7. Make your About and Author pages credible
LLMs check author authority and organizational credibility. An author page with real credentials, real publications, real social signals gets cited more than an anonymous byline. Same for company About pages — clear team, real customers, real numbers.
The mark-evans.jpg on author pages across this site is part of this work. So is the customer logo strip, the named case studies, the real podcast back catalog.
AEO tactics that don't work (or stopped working)
A few things that get recommended but don't actually move the needle in 2026:
Stuffing pages with FAQ schema for every possible query. LLMs detect and discount over-optimization just like Google does. Use schema for real FAQ content, not synthesized FAQ content.
Using "AI-friendly" content templates. Most of these are just generic content templates with extra metadata. The content quality is what matters, not the template.
Paying for "AEO services" from agencies. Most AEO agencies are SEO agencies that rebranded. The actual AEO work is mostly content quality, schema, and authority signals — the same fundamentals as good SEO. Beware anyone selling AEO as a separate service.
Tracking individual LLM citations obsessively. The tooling isn't mature enough to measure this reliably. You'll spend more time on the measurement than on the work that actually drives citations. Focus on the work; trust that good work compounds.
How to know if your AEO is working
Three signals that don't require sophisticated tooling:
Direct traffic growing. When LLMs cite you, users often type your URL directly later. Direct traffic growth is the easiest AEO success signal to track.
Branded search volume growing. When buyers see your name in an LLM answer, they often Google your brand name afterward. Branded search volume is a lagging but reliable AEO signal.
Sales conversations mention LLM citations. "I asked ChatGPT and your company came up" is the most direct signal possible. Train your sales team to log how prospects heard of you. AEO attribution shows up in the qualitative data first.
How to start AEO this week
Three concrete steps:
One: ask the question. Open ChatGPT, Perplexity, and Google AI Mode. Ask "what are the best [your category] for [your buyer]?" Note who's cited. That's your competitive landscape on AEO right now. You'll learn more from this 5-minute exercise than from most AEO articles.
Two: pick the one "best X for Y" page you should build. The page that targets the most common buyer query in your category. Publish it with proper schema, real comparisons, and a clear point of view.
Three: audit your existing content for AEO friendliness. Does each page have schema? Are your authors named and credentialed? Are your comparison pages explicit about who you're better for and who you're worse for? Most B2B content fails on at least one of these.

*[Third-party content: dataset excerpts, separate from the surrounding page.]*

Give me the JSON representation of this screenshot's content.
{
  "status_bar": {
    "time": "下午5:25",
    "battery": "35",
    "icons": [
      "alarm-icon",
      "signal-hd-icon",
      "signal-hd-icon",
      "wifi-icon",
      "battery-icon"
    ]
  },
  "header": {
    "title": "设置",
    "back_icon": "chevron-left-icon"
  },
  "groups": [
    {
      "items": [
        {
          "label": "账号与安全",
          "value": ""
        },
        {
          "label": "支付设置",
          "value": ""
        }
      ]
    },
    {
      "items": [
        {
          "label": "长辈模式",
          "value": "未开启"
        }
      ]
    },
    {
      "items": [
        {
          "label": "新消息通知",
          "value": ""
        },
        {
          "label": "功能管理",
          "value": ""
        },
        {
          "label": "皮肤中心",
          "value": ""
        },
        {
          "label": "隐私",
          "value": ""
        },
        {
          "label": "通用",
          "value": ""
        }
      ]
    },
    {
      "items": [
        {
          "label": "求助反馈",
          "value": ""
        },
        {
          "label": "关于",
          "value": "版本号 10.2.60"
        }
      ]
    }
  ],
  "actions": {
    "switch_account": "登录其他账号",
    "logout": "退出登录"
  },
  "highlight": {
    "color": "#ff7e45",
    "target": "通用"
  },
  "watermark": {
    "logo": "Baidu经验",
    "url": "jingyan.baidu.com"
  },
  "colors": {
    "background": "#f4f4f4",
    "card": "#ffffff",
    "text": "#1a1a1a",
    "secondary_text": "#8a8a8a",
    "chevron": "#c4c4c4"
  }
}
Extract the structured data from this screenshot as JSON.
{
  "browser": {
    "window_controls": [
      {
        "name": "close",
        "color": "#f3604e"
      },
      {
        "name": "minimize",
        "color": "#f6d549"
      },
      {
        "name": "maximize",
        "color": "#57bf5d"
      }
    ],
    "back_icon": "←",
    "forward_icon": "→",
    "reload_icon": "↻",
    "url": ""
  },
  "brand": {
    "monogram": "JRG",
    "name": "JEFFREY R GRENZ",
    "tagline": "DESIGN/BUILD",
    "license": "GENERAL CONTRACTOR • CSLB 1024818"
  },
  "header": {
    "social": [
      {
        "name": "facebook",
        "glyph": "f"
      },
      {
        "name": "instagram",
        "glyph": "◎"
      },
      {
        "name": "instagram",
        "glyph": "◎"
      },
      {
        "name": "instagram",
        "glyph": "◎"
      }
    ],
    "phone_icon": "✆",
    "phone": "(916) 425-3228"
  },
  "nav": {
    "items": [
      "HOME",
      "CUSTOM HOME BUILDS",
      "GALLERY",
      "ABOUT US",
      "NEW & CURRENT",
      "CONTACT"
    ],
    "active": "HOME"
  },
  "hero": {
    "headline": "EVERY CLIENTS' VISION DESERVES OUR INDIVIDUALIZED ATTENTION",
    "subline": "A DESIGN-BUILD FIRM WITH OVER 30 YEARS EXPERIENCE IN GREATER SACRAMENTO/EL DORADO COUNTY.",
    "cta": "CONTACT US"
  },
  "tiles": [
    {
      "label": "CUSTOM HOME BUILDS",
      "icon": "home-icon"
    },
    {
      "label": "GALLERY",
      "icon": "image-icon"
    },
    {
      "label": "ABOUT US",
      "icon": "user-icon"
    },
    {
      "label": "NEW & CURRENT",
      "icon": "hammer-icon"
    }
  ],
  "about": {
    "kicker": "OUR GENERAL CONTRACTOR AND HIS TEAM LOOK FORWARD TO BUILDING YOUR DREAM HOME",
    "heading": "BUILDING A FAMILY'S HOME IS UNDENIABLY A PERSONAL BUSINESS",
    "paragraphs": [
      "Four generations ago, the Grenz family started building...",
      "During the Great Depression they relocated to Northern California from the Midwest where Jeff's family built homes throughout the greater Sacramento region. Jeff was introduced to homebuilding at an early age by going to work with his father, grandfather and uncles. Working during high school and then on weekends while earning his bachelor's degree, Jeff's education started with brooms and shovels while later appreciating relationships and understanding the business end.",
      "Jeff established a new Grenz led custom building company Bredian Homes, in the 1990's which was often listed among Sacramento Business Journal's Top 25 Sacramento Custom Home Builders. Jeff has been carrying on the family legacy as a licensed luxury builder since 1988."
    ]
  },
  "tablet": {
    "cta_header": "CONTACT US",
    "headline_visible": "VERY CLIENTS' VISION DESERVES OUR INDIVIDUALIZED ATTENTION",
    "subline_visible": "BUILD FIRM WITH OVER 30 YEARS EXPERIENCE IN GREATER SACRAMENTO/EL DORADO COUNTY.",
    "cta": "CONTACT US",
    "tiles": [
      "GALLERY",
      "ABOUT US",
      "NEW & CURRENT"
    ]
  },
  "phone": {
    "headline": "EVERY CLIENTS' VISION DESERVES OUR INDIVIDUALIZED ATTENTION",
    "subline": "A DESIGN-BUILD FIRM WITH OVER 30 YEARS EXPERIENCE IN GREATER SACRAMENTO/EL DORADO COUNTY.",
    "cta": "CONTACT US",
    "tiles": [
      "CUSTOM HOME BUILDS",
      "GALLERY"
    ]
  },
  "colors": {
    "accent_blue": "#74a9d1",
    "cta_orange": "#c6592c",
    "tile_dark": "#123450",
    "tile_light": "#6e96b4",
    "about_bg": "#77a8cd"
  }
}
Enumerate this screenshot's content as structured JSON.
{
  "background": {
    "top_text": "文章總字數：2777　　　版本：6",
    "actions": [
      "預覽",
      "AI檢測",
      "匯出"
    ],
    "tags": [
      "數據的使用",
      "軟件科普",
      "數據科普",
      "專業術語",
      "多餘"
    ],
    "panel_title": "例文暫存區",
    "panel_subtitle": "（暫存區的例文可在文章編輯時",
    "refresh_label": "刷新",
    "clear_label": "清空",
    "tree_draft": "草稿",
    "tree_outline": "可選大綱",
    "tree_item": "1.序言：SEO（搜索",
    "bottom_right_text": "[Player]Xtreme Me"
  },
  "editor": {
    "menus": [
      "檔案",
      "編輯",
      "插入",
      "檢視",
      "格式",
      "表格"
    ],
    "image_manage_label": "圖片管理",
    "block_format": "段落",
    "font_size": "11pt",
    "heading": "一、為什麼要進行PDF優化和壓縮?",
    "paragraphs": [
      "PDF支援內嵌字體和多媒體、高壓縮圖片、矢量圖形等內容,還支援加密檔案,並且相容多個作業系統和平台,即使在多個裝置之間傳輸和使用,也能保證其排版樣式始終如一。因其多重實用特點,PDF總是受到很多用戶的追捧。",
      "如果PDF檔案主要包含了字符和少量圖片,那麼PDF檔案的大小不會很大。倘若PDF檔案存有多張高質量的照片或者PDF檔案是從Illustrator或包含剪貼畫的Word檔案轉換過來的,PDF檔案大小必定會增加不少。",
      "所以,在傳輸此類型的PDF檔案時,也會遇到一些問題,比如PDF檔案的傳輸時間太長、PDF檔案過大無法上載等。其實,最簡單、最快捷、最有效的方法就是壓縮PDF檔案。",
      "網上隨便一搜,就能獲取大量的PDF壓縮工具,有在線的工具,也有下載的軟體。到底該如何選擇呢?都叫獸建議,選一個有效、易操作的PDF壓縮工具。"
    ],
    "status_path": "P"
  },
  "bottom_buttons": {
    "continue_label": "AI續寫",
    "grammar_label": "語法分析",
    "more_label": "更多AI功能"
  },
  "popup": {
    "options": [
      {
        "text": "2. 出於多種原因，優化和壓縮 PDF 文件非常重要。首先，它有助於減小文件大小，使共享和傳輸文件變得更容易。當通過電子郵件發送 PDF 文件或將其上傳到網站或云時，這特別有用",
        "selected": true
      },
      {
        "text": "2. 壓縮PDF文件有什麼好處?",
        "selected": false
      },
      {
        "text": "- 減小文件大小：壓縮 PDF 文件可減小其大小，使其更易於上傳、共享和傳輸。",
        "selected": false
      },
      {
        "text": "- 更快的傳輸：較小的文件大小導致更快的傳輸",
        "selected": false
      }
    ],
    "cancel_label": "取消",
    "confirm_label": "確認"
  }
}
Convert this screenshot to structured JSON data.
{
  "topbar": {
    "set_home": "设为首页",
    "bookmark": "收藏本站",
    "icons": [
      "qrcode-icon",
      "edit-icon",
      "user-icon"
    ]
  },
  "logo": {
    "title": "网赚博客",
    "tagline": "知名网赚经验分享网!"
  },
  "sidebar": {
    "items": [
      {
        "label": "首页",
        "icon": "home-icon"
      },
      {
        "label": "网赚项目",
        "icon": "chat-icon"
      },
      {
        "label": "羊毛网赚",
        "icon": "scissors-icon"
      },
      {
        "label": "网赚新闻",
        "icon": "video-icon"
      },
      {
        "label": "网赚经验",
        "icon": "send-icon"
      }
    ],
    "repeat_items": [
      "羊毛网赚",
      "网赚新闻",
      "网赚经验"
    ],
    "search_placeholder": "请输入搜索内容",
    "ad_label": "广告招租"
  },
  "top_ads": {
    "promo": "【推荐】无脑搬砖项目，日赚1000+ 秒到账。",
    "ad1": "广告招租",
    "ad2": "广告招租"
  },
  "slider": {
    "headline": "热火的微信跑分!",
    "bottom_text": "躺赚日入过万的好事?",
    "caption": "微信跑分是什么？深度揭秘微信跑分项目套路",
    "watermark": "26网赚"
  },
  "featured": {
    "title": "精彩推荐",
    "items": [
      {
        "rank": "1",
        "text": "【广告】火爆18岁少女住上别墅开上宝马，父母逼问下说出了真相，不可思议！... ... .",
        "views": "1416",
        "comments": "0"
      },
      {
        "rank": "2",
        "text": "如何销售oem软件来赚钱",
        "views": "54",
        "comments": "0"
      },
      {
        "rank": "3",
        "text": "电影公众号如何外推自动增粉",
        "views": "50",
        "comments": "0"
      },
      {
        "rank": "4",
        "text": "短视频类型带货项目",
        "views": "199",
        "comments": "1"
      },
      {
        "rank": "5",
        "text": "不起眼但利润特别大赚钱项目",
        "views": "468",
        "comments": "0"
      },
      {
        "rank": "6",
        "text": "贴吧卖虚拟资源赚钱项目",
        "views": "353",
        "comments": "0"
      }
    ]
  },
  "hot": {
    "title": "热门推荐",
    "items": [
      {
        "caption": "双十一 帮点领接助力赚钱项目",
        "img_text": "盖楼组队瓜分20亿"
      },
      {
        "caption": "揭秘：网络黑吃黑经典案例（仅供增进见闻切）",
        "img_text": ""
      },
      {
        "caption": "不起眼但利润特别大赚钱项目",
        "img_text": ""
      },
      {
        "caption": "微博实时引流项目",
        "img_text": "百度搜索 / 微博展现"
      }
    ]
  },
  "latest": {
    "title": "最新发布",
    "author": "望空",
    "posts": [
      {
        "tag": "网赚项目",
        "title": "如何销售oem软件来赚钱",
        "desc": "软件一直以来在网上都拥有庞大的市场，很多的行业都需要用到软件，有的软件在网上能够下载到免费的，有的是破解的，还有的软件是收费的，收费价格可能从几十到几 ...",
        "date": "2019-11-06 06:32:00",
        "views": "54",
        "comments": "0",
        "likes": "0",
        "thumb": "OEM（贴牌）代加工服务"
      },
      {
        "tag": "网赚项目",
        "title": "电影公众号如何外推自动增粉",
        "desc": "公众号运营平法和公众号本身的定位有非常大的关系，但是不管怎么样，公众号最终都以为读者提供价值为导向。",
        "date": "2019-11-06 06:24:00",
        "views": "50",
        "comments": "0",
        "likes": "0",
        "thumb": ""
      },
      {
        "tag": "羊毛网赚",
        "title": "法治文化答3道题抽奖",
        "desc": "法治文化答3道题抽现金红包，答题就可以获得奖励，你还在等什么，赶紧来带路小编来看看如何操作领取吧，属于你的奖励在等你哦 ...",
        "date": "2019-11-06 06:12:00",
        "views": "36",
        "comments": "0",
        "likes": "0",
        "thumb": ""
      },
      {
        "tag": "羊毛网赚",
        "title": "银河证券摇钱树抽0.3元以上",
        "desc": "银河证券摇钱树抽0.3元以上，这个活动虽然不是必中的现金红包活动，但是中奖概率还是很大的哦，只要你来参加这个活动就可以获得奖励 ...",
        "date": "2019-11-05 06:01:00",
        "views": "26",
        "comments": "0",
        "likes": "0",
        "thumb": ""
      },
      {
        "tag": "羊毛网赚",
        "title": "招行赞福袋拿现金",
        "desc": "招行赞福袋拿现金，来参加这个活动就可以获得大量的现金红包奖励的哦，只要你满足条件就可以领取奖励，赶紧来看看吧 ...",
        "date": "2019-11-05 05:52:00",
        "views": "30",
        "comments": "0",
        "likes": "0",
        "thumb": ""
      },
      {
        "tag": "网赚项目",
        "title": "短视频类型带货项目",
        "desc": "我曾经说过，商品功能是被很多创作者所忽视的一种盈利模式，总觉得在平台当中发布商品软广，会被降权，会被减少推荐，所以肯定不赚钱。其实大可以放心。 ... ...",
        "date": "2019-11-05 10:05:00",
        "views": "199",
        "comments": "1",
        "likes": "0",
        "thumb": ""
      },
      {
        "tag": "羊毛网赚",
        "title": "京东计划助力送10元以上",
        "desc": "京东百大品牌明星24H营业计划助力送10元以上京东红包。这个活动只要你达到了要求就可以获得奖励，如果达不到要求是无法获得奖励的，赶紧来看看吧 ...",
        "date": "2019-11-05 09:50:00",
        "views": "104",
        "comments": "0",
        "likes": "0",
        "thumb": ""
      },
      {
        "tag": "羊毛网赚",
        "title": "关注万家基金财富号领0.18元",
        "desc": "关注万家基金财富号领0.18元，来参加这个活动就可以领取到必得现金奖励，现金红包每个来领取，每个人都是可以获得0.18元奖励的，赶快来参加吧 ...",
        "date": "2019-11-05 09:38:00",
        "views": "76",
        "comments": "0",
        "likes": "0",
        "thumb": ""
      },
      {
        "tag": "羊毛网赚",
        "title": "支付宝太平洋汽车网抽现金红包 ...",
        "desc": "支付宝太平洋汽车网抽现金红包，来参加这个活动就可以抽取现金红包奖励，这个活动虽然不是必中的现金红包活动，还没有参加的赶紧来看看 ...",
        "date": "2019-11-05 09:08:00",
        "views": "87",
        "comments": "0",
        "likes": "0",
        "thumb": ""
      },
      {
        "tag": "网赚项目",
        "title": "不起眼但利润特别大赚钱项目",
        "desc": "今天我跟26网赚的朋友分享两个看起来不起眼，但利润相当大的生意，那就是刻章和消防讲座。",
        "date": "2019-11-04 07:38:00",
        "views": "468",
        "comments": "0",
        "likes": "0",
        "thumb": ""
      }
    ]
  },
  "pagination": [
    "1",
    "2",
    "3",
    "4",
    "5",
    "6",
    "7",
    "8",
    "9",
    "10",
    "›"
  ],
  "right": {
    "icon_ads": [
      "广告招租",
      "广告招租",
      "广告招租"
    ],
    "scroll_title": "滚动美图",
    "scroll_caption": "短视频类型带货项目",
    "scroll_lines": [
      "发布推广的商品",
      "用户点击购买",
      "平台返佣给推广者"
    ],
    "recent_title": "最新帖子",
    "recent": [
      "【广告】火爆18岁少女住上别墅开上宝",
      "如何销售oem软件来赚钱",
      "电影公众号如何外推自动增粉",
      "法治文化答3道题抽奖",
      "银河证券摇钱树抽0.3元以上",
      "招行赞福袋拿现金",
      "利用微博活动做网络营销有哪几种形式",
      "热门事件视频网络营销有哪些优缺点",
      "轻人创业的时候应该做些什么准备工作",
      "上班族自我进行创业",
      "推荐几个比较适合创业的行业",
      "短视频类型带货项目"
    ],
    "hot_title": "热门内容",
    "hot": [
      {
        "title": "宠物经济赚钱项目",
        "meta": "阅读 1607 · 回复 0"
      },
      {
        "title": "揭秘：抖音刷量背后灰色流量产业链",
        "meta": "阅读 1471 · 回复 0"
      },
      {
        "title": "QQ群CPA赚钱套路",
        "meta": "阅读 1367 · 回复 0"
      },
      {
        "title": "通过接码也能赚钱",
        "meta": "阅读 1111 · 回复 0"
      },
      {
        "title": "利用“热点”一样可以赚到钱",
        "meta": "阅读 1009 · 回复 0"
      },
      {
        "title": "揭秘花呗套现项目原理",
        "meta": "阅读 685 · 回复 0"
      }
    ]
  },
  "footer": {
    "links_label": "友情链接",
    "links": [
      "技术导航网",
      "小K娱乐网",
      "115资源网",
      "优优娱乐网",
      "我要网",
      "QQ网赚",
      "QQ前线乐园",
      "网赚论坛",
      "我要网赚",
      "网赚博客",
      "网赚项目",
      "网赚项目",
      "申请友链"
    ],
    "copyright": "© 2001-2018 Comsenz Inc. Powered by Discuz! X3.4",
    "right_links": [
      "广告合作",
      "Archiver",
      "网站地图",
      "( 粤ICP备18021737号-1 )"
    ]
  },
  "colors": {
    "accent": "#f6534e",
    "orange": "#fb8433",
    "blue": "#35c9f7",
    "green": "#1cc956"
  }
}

If your foundational positioning isn't sharp, AEO won't fix it. Buyers asking ChatGPT about your category will be told "X exists" but won't have a reason to choose X over the alternatives. The free marketing audit scores your positioning in 60 seconds; the Pipeline Story Sprint fixes it in 90 days. AEO compounds on top of sharp positioning, not in place of it.
The buyers asking ChatGPT about your category right now are going to remember whoever's in the answer. Is your company in the answer? If not, that's the AEO project worth starting this week.